From Iceland — STAYING ALIVETHE YEAR OF THE NEW FEVER

STAYING ALIVETHE YEAR OF THE NEW FEVER

Published August 22, 2003

STAYING ALIVETHE YEAR OF THE NEW FEVER

I’m getting close to my thirtieth year and as such I should not be interested in music that screams and pounds on the eardrums. I should by now be interested in the classics and maybe progressive jazz music. But I’m not. That means that every time I get asked about my taste in music I have to apologise as if I had said that I liked playing with Fisher Prize toys.
The whole thing started during my early teens, in the early nineties, when there was a scene here because death metal had hit our shores and every teen, including myself, let his hair grow long and started a band. Then every talent contest and teen show was full of these bands but in a year or two everyone, to every parents´ great relief had cut their hair and sold their CD’s in exchange for less brutal material to listen to. There were few that kept on listening to this music and even fewer who kept on grinding their instruments for the express purpose of producing brutality and mayhem.
For a long time the band Forgarður Helvítis (Front Porch of Hell) was the only one actively playing a death metal related genre (actually theirs would categorise as grindcore, which is similar to death metal, only faster and crazier) but at the end of the nineties there was something of a revival when kids started contacting this band and asking for demos. Siggi, the lead singer, was happy to give it to them and then the scene grew bigger with more kids coming in. The activity is enormous because there are people releasing their material on their own and importing their favourite bands.
Although the huge success of this genre pleases me immensely it also puzzles me because to me, this should have been the case back when I myself had long hair, playing death metal singing about “hell and locust swarming the once holy grounds” (a fragment of a lyric from my teen band Dysentery). I decided to talk to Siggi Pönk (Siggi the Punk) about this. I had previously read an article of his, about how hardrocking music scenes have surfaced every ten years since the early eighties, this one being the third, and I wanted to get his point of view on this latest scene.
“When the new wave punk scene of the eighties was going on I was too young and living too far away to actively participate in the scene, but about ten years later during the early nineties my band was starting and I was a participant in the scene as a member of one of the bands (Forgarður Helvítis). Back then it was all about being cool through the brutality and the blood and the gore. Kids were forming their bands copying their death heroes but it wasn’t much more than a fashion statement or a trend that soon fell away and out of style,” says Siggi.
So death-metal… uh, died on account of lack of originality. Siggi says that the reason why he and his friends started a grindcore band instead of death metal was to be a bit more original and maybe this is the reason why they kept on playing. “This time it is different for many reasons. For one the hardcore music style has many different subgenres so even though the kids aren’t listening to the same kind of music they can still feel at home in a hardcore music scene.
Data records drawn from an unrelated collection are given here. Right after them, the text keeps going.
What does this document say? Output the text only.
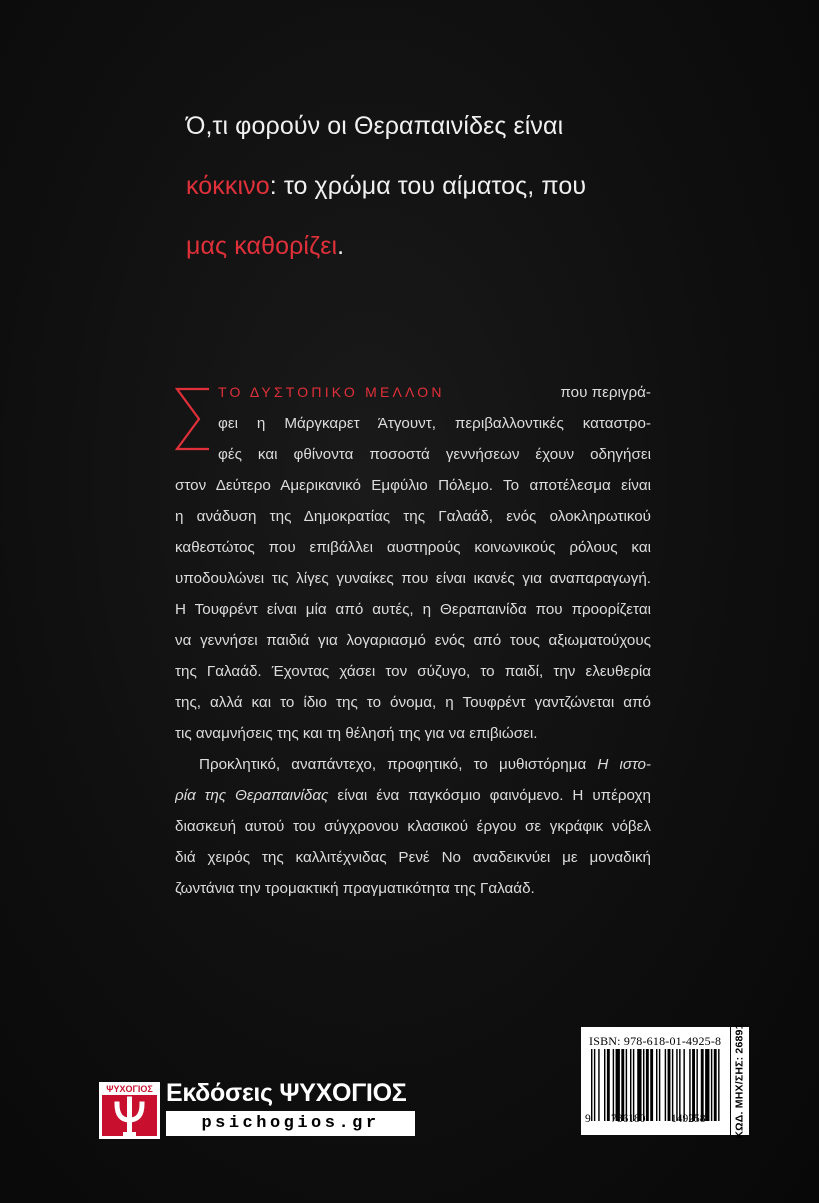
Ό,τι φορούν οι Θεραπαινίδες είναι
κόκκινο: το χρώμα του αίματος, που
μας καθορίζει.
ΤΟ ΔΥΣΤΟΠΙΚΟ ΜΕΛΛΟΝ	που περιγρά-
φει η Μάργκαρετ Άτγουντ, περιβαλλοντικές καταστρο-
φές και φθίνοντα ποσοστά γεννήσεων έχουν οδηγήσει
στον Δεύτερο Αμερικανικό Εμφύλιο Πόλεμο. Το αποτέλεσμα είναι
η ανάδυση της Δημοκρατίας της Γαλαάδ, ενός ολοκληρωτικού
καθεστώτος που επιβάλλει αυστηρούς κοινωνικούς ρόλους και
υποδουλώνει τις λίγες γυναίκες που είναι ικανές για αναπαραγωγή.
Η Τουφρέντ είναι μία από αυτές, η Θεραπαινίδα που προορίζεται
να γεννήσει παιδιά για λογαριασμό ενός από τους αξιωματούχους
της Γαλαάδ. Έχοντας χάσει τον σύζυγο, το παιδί, την ελευθερία
της, αλλά και το ίδιο της το όνομα, η Τουφρέντ γαντζώνεται από
τις αναμνήσεις της και τη θέλησή της για να επιβιώσει.
Προκλητικό, αναπάντεχο, προφητικό, το μυθιστόρημα Η ιστο-
ρία της Θεραπαινίδας είναι ένα παγκόσμιο φαινόμενο. Η υπέροχη
διασκευή αυτού του σύγχρονου κλασικού έργου σε γκράφικ νόβελ
διά χειρός της καλλιτέχνιδας Ρενέ Νο αναδεικνύει με μοναδική
ζωντάνια την τρομακτική πραγματικότητα της Γαλαάδ.
ISBN: 978-618-01-4925-8
9 786180 149258	ΚΩΔ. ΜΗΧ/ΣΗΣ: 26891
ΨΥΧΟΓΙΟΣ Εκδόσεις ΨΥΧΟΓΙΟΣ
psichogios.gr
Therefore there is a constant reproduction of fans coming to replace those dropping out.”
Believe it or not within the scene is a certain philosophy going on that has probably helped keep it alive. The “Do It Yourself” or DIY is an anarchistic idea that enables bands to record their own material and release it on their own, outside the mass production system of the huge record companies. But it is not only that. Pamphlets and underground ´zines are being printed and there is even a website (www.dordingull.com) that every scene member logs onto and participates in an active exchange of ideas.
So to my and many others pleasure the scene is still going strong according to Siggi. There is even is a new venue coming up. De Boomkikker is a place on Hafnarstræti that has a project called “The Gig” allowing bands to play for free. There is no admission fee and it will happen every week. The first show went on last week where Dys, Siggi’s other band, played. “The venue is great” says Siggi when asked about it. “it is really small, so we just removed all the tables and the place was soon packed with hardcore fans and others that I’ve never seen before… which is great because with every new venue comes a group of new faces that helps keep the scene alive.”
So it doesn’t really matter which subgenre of the hardcore is going on at the moment; if it is emo, noise, old-school, new school, grindcore or death-metal… it is all staying alive.